简体   繁体   English

按照在原始句子中出现的顺序提取所有匹配的子字符串

[英]Extract all matched substring with the order as they appeared in the original sentence

I have a list that stores the defined keywords, For example: 我有一个存储定义的关键字的列表,例如:

keywords = [
    "white shark",
    "tiger shark",
    "funnel web spider",
    "inland taipan"]

Now I made a sentence 现在我做了一个句子

str = "A tiger shark spotted here, and a white shark, and a funnel web spider"

From this sentence, I want to produce a result ["tiger shark", "white shark", "funnel web spider"] . 从这句话,我想产生一个结果["tiger shark", "white shark", "funnel web spider"] The keywords appeared in the sentence with their original order as they are in the sentence. 关键字以其在句子中的原始顺序出现在句子中。 Then, I made a code like this 然后,我做了这样的代码

for i in keywords:
    if not str.find(i) == -1:
          result.append(i)

This is gonna give me ["white shark", "tiger shark", "funnel web spider"] , The order is different than my expected result. 这将给我["white shark", "tiger shark", "funnel web spider"] ,顺序与我的预期结果不同。 And my mistake is quite obvious. 我的错误很明显。

So my question is how to achieve the correct order for the result. 所以我的问题是如何获得正确的结果顺序。 I think the only way is to use the string to traverse the keyword list. 我认为唯一的方法是使用字符串遍历关键字列表。 But I think it's quite complicated as it involves many combinations. 但是我认为它很复杂,因为它涉及许多组合。 Any helps? 有帮助吗? Thank you so much. 非常感谢。

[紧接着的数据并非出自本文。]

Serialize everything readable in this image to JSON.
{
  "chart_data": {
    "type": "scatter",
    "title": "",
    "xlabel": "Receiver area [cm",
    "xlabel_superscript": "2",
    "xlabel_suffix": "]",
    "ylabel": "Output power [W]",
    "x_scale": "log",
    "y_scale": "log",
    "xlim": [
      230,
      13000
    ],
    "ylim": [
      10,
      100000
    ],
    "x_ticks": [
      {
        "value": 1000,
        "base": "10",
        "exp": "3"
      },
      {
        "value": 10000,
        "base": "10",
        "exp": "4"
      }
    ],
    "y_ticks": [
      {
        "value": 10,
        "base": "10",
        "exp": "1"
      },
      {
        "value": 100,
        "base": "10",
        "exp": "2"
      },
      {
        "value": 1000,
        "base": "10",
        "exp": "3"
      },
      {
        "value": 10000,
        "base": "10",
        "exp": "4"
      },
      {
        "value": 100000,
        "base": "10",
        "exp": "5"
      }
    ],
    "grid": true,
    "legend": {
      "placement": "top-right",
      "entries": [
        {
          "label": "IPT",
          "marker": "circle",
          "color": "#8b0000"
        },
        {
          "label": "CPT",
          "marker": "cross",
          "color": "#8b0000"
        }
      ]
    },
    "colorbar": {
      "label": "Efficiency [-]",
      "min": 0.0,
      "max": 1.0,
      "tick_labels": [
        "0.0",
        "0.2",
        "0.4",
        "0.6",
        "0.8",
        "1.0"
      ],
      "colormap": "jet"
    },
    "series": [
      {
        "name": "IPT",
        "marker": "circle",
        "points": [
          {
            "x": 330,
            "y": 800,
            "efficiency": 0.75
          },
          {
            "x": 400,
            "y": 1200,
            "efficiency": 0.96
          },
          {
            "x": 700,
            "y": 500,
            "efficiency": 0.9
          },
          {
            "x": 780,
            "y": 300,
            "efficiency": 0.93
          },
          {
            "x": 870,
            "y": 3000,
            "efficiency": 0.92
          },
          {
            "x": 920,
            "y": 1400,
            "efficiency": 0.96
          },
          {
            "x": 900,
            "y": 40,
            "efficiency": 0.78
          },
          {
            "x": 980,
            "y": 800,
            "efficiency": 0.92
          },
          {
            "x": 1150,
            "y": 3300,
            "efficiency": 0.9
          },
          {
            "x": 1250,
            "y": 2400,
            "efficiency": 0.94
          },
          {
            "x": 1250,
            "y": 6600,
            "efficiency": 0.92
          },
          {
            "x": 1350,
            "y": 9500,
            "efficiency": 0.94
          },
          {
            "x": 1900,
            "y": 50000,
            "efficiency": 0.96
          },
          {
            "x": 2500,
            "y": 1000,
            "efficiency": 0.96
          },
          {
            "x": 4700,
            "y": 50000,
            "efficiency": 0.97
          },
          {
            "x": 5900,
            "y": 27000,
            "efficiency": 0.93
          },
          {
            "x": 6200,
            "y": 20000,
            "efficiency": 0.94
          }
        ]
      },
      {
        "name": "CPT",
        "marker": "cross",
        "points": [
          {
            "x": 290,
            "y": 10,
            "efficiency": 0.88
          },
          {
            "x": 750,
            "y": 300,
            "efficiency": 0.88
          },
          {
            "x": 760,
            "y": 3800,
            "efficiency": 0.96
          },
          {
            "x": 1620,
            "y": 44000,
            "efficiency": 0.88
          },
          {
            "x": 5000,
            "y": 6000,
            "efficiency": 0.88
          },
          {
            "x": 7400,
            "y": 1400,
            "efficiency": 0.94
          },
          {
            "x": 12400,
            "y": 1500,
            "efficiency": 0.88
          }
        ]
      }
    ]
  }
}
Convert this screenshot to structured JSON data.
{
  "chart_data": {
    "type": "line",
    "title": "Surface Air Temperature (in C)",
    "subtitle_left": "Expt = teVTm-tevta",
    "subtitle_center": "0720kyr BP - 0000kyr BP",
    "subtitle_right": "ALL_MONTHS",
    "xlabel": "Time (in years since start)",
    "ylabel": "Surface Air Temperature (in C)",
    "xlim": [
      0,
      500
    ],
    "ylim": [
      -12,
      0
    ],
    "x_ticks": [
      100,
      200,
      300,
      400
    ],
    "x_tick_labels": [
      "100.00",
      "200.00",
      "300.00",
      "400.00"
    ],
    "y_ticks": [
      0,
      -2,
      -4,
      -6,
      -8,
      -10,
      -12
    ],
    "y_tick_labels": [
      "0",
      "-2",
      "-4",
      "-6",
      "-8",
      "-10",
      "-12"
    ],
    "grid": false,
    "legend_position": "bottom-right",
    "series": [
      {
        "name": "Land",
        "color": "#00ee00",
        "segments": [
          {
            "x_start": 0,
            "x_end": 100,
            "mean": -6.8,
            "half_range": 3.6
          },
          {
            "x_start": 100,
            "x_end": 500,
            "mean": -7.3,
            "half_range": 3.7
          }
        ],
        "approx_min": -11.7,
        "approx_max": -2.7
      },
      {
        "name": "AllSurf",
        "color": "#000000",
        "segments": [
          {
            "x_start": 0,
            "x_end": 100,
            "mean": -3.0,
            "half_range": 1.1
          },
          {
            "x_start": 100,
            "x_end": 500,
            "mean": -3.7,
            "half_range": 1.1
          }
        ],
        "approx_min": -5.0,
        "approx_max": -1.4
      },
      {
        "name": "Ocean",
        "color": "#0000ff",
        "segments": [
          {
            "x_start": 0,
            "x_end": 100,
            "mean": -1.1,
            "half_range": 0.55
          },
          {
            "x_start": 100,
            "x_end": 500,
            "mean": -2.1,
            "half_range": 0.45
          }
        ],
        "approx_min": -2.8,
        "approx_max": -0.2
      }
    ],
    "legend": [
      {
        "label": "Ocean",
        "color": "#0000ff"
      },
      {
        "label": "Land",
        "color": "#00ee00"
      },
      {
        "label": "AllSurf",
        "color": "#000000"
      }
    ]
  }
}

It's because you're appending them in order of keywords , instead we should save their indexes of appearance in my_str , to later order our words depending on their occurrence in my_str 这是因为您要按keywords顺序附加它们,而应将它们的出现索引保存在my_str ,以便以后根据单词在my_str的出现来对它们进行排序

keywords = [
    "white shark",
    "tiger shark",
    "funnel web spider",
    "inland taipan"]
my_str = "A tiger shark spotted here, and a white shark, and a funnel web spider"

result = []
for keyword in keywords:
    idx = my_str.find(keyword)
    if idx != -1:
        result.append((idx, keyword))

result = [i[1] for i in sorted(result)]  # Sorts by first item in tuple, idx

print(result) # -> ['tiger shark', 'white shark', 'funnel web spider']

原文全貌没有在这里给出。